8. Conclusion: Toward Creativity Without Optimization
This paper has argued for a reframing of computational creativity. Rather than understanding creativity primarily as the production of novel outputs, we have characterized it as the capacity to sustain coherent engagement under interactional drift. The central challenge for creative systems is not generating novelty, but remaining oriented as contexts, intentions, and interactional dynamics change over time.
By introducing interactional drift as a core phenomenon, we highlight a mode of misalignment that precedes breakdown and often remains invisible to standard metrics. Addressing this requires a notion of regulation distinct from optimization or learning-as-performance. Regulation, in this account, concerns maintaining the viability of sense-making under change rather than maximizing outcomes against fixed criteria.
The contribution of this work is therefore a new problem framing and set of design criteria for computational creativity. Through the example of a co-creative drawing agent, we show how regulative dynamics—such as stabilization and reorganization—can support long-duration creative interaction without explicit optimization.

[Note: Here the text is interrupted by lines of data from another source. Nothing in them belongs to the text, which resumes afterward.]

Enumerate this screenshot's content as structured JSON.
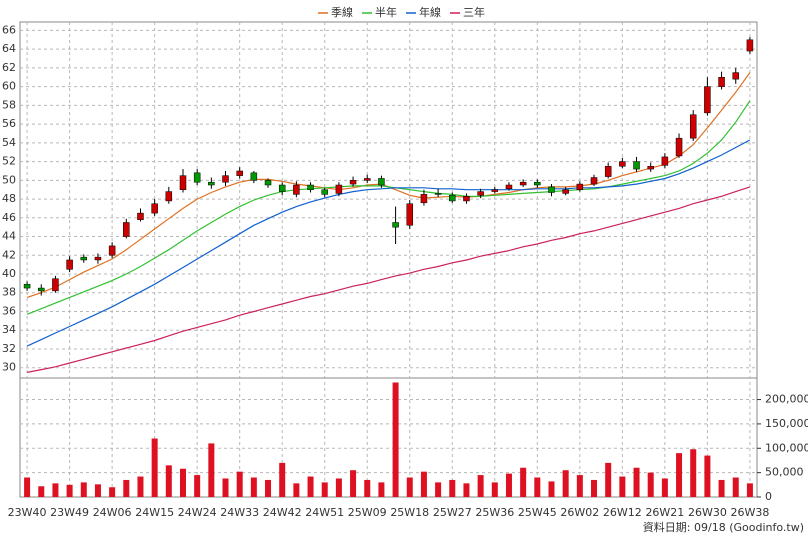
{
  "chart_data": {
    "type": "candlestick",
    "categories": [
      "23W40",
      null,
      null,
      "23W49",
      null,
      null,
      "24W06",
      null,
      null,
      "24W15",
      null,
      null,
      "24W24",
      null,
      null,
      "24W33",
      null,
      null,
      "24W42",
      null,
      null,
      "24W51",
      null,
      null,
      "25W09",
      null,
      null,
      "25W18",
      null,
      null,
      "25W27",
      null,
      null,
      "25W36",
      null,
      null,
      "25W45",
      null,
      null,
      "26W02",
      null,
      null,
      "26W12",
      null,
      null,
      "26W21",
      null,
      null,
      "26W30",
      null,
      null,
      "26W38"
    ],
    "open": [
      38.9,
      38.5,
      38.2,
      40.5,
      41.8,
      41.5,
      42.0,
      44.0,
      45.8,
      46.5,
      47.8,
      49.0,
      50.8,
      49.8,
      49.8,
      50.5,
      50.8,
      50.0,
      49.5,
      48.5,
      49.5,
      49.0,
      48.6,
      49.6,
      50.0,
      50.2,
      45.5,
      45.2,
      47.6,
      48.6,
      48.4,
      47.8,
      48.4,
      48.8,
      49.1,
      49.5,
      49.8,
      49.3,
      48.6,
      49.0,
      49.6,
      50.4,
      51.5,
      52.0,
      51.2,
      51.6,
      52.6,
      54.5,
      57.2,
      60.0,
      60.8,
      63.8
    ],
    "high": [
      39.2,
      38.9,
      39.8,
      41.9,
      42.1,
      42.2,
      43.4,
      45.9,
      47.0,
      48.0,
      49.3,
      51.2,
      51.2,
      50.3,
      51.0,
      51.4,
      51.0,
      50.2,
      49.8,
      49.9,
      49.8,
      49.2,
      49.8,
      50.4,
      50.6,
      50.5,
      47.2,
      47.9,
      49.0,
      49.1,
      48.7,
      48.6,
      49.1,
      49.3,
      49.8,
      50.1,
      50.1,
      49.6,
      49.3,
      49.9,
      50.6,
      51.9,
      52.4,
      52.5,
      51.9,
      52.9,
      55.0,
      57.5,
      61.0,
      61.6,
      62.0,
      65.3
    ],
    "low": [
      38.2,
      37.7,
      38.0,
      40.2,
      41.2,
      41.1,
      41.7,
      43.8,
      45.6,
      46.2,
      47.5,
      48.7,
      49.5,
      49.1,
      49.4,
      50.2,
      49.7,
      49.2,
      48.4,
      48.2,
      48.7,
      48.2,
      48.3,
      49.3,
      49.7,
      49.2,
      43.2,
      44.8,
      47.3,
      48.2,
      47.6,
      47.5,
      48.1,
      48.6,
      48.9,
      49.3,
      49.2,
      48.3,
      48.4,
      48.8,
      49.4,
      50.2,
      51.3,
      50.9,
      50.9,
      51.3,
      52.4,
      54.2,
      56.9,
      59.7,
      60.3,
      63.5
    ],
    "close": [
      38.5,
      38.2,
      39.5,
      41.5,
      41.5,
      41.8,
      43.0,
      45.5,
      46.5,
      47.5,
      48.8,
      50.5,
      49.8,
      49.5,
      50.5,
      51.0,
      50.0,
      49.5,
      48.8,
      49.5,
      49.0,
      48.5,
      49.5,
      50.0,
      50.2,
      49.5,
      45.0,
      47.5,
      48.5,
      48.5,
      47.8,
      48.3,
      48.8,
      49.0,
      49.5,
      49.8,
      49.5,
      48.7,
      49.0,
      49.6,
      50.3,
      51.5,
      52.0,
      51.2,
      51.5,
      52.5,
      54.5,
      57.0,
      60.0,
      61.0,
      61.5,
      65.0
    ],
    "up_color": "#cc0000",
    "down_color": "#009900",
    "series": [
      {
        "name": "季線",
        "color": "#e07020",
        "values": [
          37.5,
          38.0,
          38.6,
          39.4,
          40.2,
          40.9,
          41.6,
          42.6,
          43.7,
          44.8,
          45.9,
          47.0,
          48.0,
          48.7,
          49.3,
          49.8,
          50.1,
          50.1,
          49.9,
          49.6,
          49.4,
          49.2,
          49.0,
          49.2,
          49.5,
          49.6,
          49.0,
          48.4,
          48.1,
          48.2,
          48.3,
          48.2,
          48.3,
          48.5,
          48.7,
          49.0,
          49.2,
          49.3,
          49.3,
          49.4,
          49.6,
          50.0,
          50.5,
          50.9,
          51.3,
          51.7,
          52.6,
          53.8,
          55.6,
          57.5,
          59.4,
          61.5
        ]
      },
      {
        "name": "半年",
        "color": "#30c030",
        "values": [
          35.7,
          36.3,
          36.9,
          37.5,
          38.1,
          38.7,
          39.3,
          40.0,
          40.8,
          41.7,
          42.6,
          43.6,
          44.6,
          45.5,
          46.4,
          47.2,
          47.9,
          48.4,
          48.8,
          49.0,
          49.1,
          49.2,
          49.3,
          49.4,
          49.4,
          49.4,
          49.2,
          49.0,
          48.8,
          48.6,
          48.5,
          48.3,
          48.3,
          48.4,
          48.5,
          48.6,
          48.7,
          48.8,
          48.9,
          49.0,
          49.1,
          49.3,
          49.6,
          49.9,
          50.2,
          50.5,
          51.0,
          51.8,
          52.9,
          54.3,
          56.2,
          58.5
        ]
      },
      {
        "name": "年線",
        "color": "#1060d0",
        "values": [
          32.3,
          33.0,
          33.7,
          34.4,
          35.1,
          35.8,
          36.5,
          37.3,
          38.1,
          38.9,
          39.8,
          40.7,
          41.6,
          42.5,
          43.4,
          44.3,
          45.2,
          45.9,
          46.6,
          47.2,
          47.7,
          48.1,
          48.5,
          48.8,
          49.0,
          49.1,
          49.2,
          49.2,
          49.2,
          49.1,
          49.1,
          49.0,
          49.0,
          49.0,
          49.0,
          49.0,
          49.1,
          49.1,
          49.1,
          49.2,
          49.2,
          49.3,
          49.4,
          49.6,
          49.9,
          50.2,
          50.7,
          51.3,
          52.0,
          52.7,
          53.5,
          54.3
        ]
      },
      {
        "name": "三年",
        "color": "#cc2060",
        "values": [
          29.5,
          29.8,
          30.1,
          30.5,
          30.9,
          31.3,
          31.7,
          32.1,
          32.5,
          32.9,
          33.4,
          33.9,
          34.3,
          34.7,
          35.1,
          35.6,
          36.0,
          36.4,
          36.8,
          37.2,
          37.6,
          37.9,
          38.3,
          38.7,
          39.0,
          39.4,
          39.8,
          40.1,
          40.5,
          40.8,
          41.2,
          41.5,
          41.9,
          42.2,
          42.5,
          42.9,
          43.2,
          43.6,
          43.9,
          44.3,
          44.6,
          45.0,
          45.4,
          45.8,
          46.2,
          46.6,
          47.0,
          47.5,
          47.9,
          48.3,
          48.8,
          49.3
        ]
      }
    ],
    "ylim": [
      28.9,
      66.9
    ],
    "yticks": [
      30,
      32,
      34,
      36,
      38,
      40,
      42,
      44,
      46,
      48,
      50,
      52,
      54,
      56,
      58,
      60,
      62,
      64,
      66
    ],
    "grid": true,
    "volume": {
      "color": "#dd1122",
      "values": [
        40000,
        22000,
        28000,
        25000,
        30000,
        26000,
        20000,
        35000,
        42000,
        120000,
        65000,
        58000,
        45000,
        110000,
        38000,
        52000,
        40000,
        35000,
        70000,
        28000,
        42000,
        30000,
        38000,
        55000,
        35000,
        30000,
        235000,
        40000,
        52000,
        30000,
        35000,
        28000,
        45000,
        30000,
        48000,
        60000,
        40000,
        32000,
        55000,
        45000,
        35000,
        70000,
        42000,
        60000,
        50000,
        38000,
        90000,
        98000,
        85000,
        35000,
        40000,
        28000
      ],
      "ylim": [
        0,
        236000
      ],
      "yticks": [
        0,
        {
          "value": 50000,
          "label": "50,000"
        },
        {
          "value": 100000,
          "label": "100,000"
        },
        {
          "value": 150000,
          "label": "150,000"
        },
        {
          "value": 200000,
          "label": "200,000"
        }
      ]
    },
    "footer": "資料日期: 09/18 (Goodinfo.tw)"
  }
}
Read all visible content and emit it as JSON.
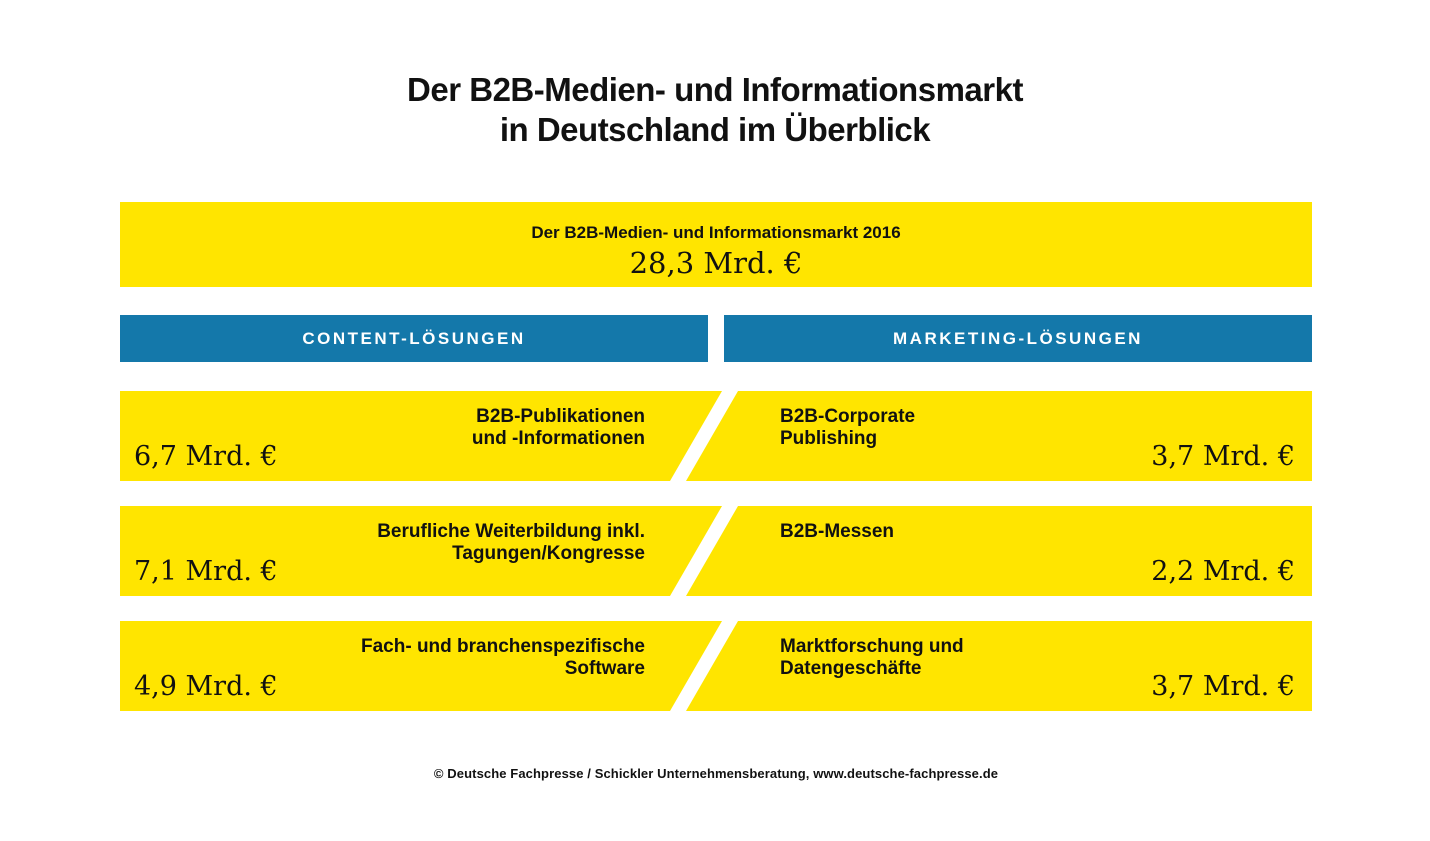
{
  "page": {
    "title_line1": "Der B2B-Medien- und Informationsmarkt",
    "title_line2": "in Deutschland im Überblick",
    "footer": "© Deutsche Fachpresse / Schickler Unternehmensberatung, www.deutsche-fachpresse.de"
  },
  "banner": {
    "label": "Der B2B-Medien- und Informationsmarkt 2016",
    "value": "28,3 Mrd. €"
  },
  "columns": {
    "left_header": "CONTENT-LÖSUNGEN",
    "right_header": "MARKETING-LÖSUNGEN"
  },
  "rows": [
    {
      "left": {
        "label_line1": "B2B-Publikationen",
        "label_line2": "und -Informationen",
        "value": "6,7 Mrd. €"
      },
      "right": {
        "label_line1": "B2B-Corporate",
        "label_line2": "Publishing",
        "value": "3,7 Mrd. €"
      }
    },
    {
      "left": {
        "label_line1": "Berufliche Weiterbildung inkl.",
        "label_line2": "Tagungen/Kongresse",
        "value": "7,1 Mrd. €"
      },
      "right": {
        "label_line1": "B2B-Messen",
        "label_line2": "",
        "value": "2,2 Mrd. €"
      }
    },
    {
      "left": {
        "label_line1": "Fach- und branchenspezifische",
        "label_line2": "Software",
        "value": "4,9 Mrd. €"
      },
      "right": {
        "label_line1": "Marktforschung und",
        "label_line2": "Datengeschäfte",
        "value": "3,7 Mrd. €"
      }
    }
  ],
  "colors": {
    "yellow": "#FFE500",
    "blue": "#1478AA",
    "text": "#111111"
  },
  "chart_data": {
    "type": "bar",
    "title": "Der B2B-Medien- und Informationsmarkt in Deutschland im Überblick",
    "unit": "Mrd. €",
    "total": {
      "label": "Der B2B-Medien- und Informationsmarkt 2016",
      "value": 28.3
    },
    "groups": [
      {
        "name": "CONTENT-LÖSUNGEN",
        "segments": [
          {
            "label": "B2B-Publikationen und -Informationen",
            "value": 6.7
          },
          {
            "label": "Berufliche Weiterbildung inkl. Tagungen/Kongresse",
            "value": 7.1
          },
          {
            "label": "Fach- und branchenspezifische Software",
            "value": 4.9
          }
        ]
      },
      {
        "name": "MARKETING-LÖSUNGEN",
        "segments": [
          {
            "label": "B2B-Corporate Publishing",
            "value": 3.7
          },
          {
            "label": "B2B-Messen",
            "value": 2.2
          },
          {
            "label": "Marktforschung und Datengeschäfte",
            "value": 3.7
          }
        ]
      }
    ],
    "legend_position": "none",
    "grid": false,
    "source": "© Deutsche Fachpresse / Schickler Unternehmensberatung, www.deutsche-fachpresse.de"
  }
}
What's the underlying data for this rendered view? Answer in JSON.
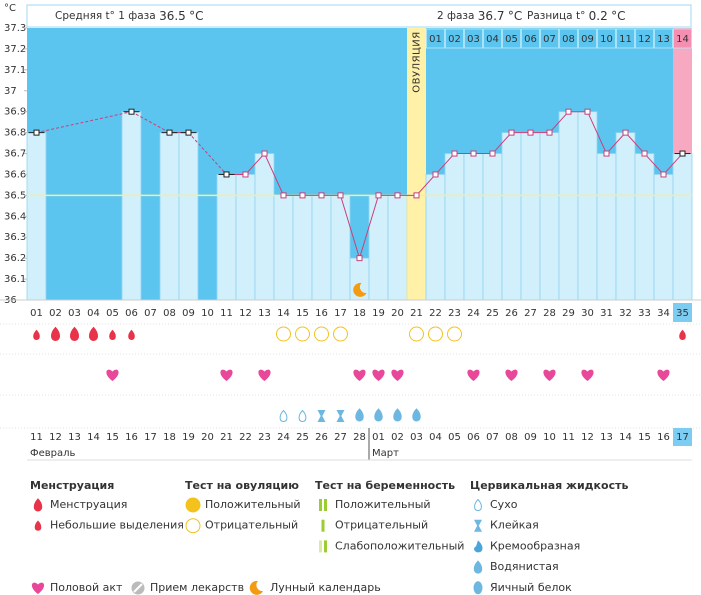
{
  "header": {
    "phase1_label": "Средняя t° 1 фаза",
    "phase1_avg": 36.5,
    "phase2_label": "2 фаза",
    "phase2_avg": 36.7,
    "diff_label": "Разница t°",
    "diff": 0.2,
    "unit": "°C"
  },
  "chart_data": {
    "type": "line",
    "ylabel": "°C",
    "ylim": [
      36,
      37.3
    ],
    "yticks": [
      36,
      36.1,
      36.2,
      36.3,
      36.4,
      36.5,
      36.6,
      36.7,
      36.8,
      36.9,
      37,
      37.1,
      37.2,
      37.3
    ],
    "coverline": 36.5,
    "cycle_days": [
      "01",
      "02",
      "03",
      "04",
      "05",
      "06",
      "07",
      "08",
      "09",
      "10",
      "11",
      "12",
      "13",
      "14",
      "15",
      "16",
      "17",
      "18",
      "19",
      "20",
      "21",
      "22",
      "23",
      "24",
      "25",
      "26",
      "27",
      "28",
      "29",
      "30",
      "31",
      "32",
      "33",
      "34",
      "35"
    ],
    "series": [
      {
        "color": "#c8407a",
        "values": [
          36.8,
          null,
          null,
          null,
          null,
          36.9,
          null,
          36.8,
          36.8,
          null,
          36.6,
          36.6,
          36.7,
          36.5,
          36.5,
          36.5,
          36.5,
          36.2,
          36.5,
          36.5,
          36.5,
          36.6,
          36.7,
          36.7,
          36.7,
          36.8,
          36.8,
          36.8,
          36.9,
          36.9,
          36.7,
          36.8,
          36.7,
          36.6,
          36.7
        ]
      }
    ],
    "ovulation_label": "ОВУЛЯЦИЯ",
    "ovulation_day": 21,
    "phase2_start": 22,
    "phase2_days": [
      "01",
      "02",
      "03",
      "04",
      "05",
      "06",
      "07",
      "08",
      "09",
      "10",
      "11",
      "12",
      "13",
      "14"
    ],
    "menstruation": {
      "heavy": [
        2,
        3,
        4
      ],
      "light": [
        1,
        5,
        6,
        35
      ]
    },
    "ovulation_test": {
      "negative": [
        14,
        15,
        16,
        17,
        21,
        22,
        23
      ]
    },
    "intercourse": [
      5,
      11,
      13,
      18,
      19,
      20,
      24,
      26,
      28,
      30,
      34
    ],
    "cervical": {
      "dry": [
        14,
        15
      ],
      "sticky": [
        16,
        17
      ],
      "watery": [
        18,
        19,
        20,
        21
      ]
    },
    "moon": [
      18
    ],
    "dates": [
      "11",
      "12",
      "13",
      "14",
      "15",
      "16",
      "17",
      "18",
      "19",
      "20",
      "21",
      "22",
      "23",
      "24",
      "25",
      "26",
      "27",
      "28",
      "01",
      "02",
      "03",
      "04",
      "05",
      "06",
      "07",
      "08",
      "09",
      "10",
      "11",
      "12",
      "13",
      "14",
      "15",
      "16",
      "17"
    ],
    "weekend_days": [
      4,
      5,
      11,
      12,
      18,
      19,
      25,
      26,
      32,
      33
    ],
    "months": [
      {
        "label": "Февраль",
        "day": 1
      },
      {
        "label": "Март",
        "day": 19
      }
    ]
  },
  "legend": {
    "menstruation": {
      "title": "Менструация",
      "items": [
        "Менструация",
        "Небольшие выделения"
      ]
    },
    "ovulation_test": {
      "title": "Тест на овуляцию",
      "items": [
        "Положительный",
        "Отрицательный"
      ]
    },
    "pregnancy_test": {
      "title": "Тест на беременность",
      "items": [
        "Положительный",
        "Отрицательный",
        "Слабоположительный"
      ]
    },
    "cervical": {
      "title": "Цервикальная жидкость",
      "items": [
        "Сухо",
        "Клейкая",
        "Кремообразная",
        "Водянистая",
        "Яичный белок"
      ]
    },
    "other": [
      "Половой акт",
      "Прием лекарств",
      "Лунный календарь"
    ]
  }
}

Creativity persists not by optimizing outcomes, but by remaining oriented under change.
Acknowledgements
The author acknowledges the use of an AI language model (ChatGPT, developed by OpenAI) as a conversational and editorial aid during the development of this paper. The system was used to support brainstorming, clarification of concepts, and iterative refinement of the manuscript. All theoretical framing, design decisions, interpretations, and conclusions are solely those of the author. The AI system did not conduct experiments, determine research claims, or function as an author or co-author.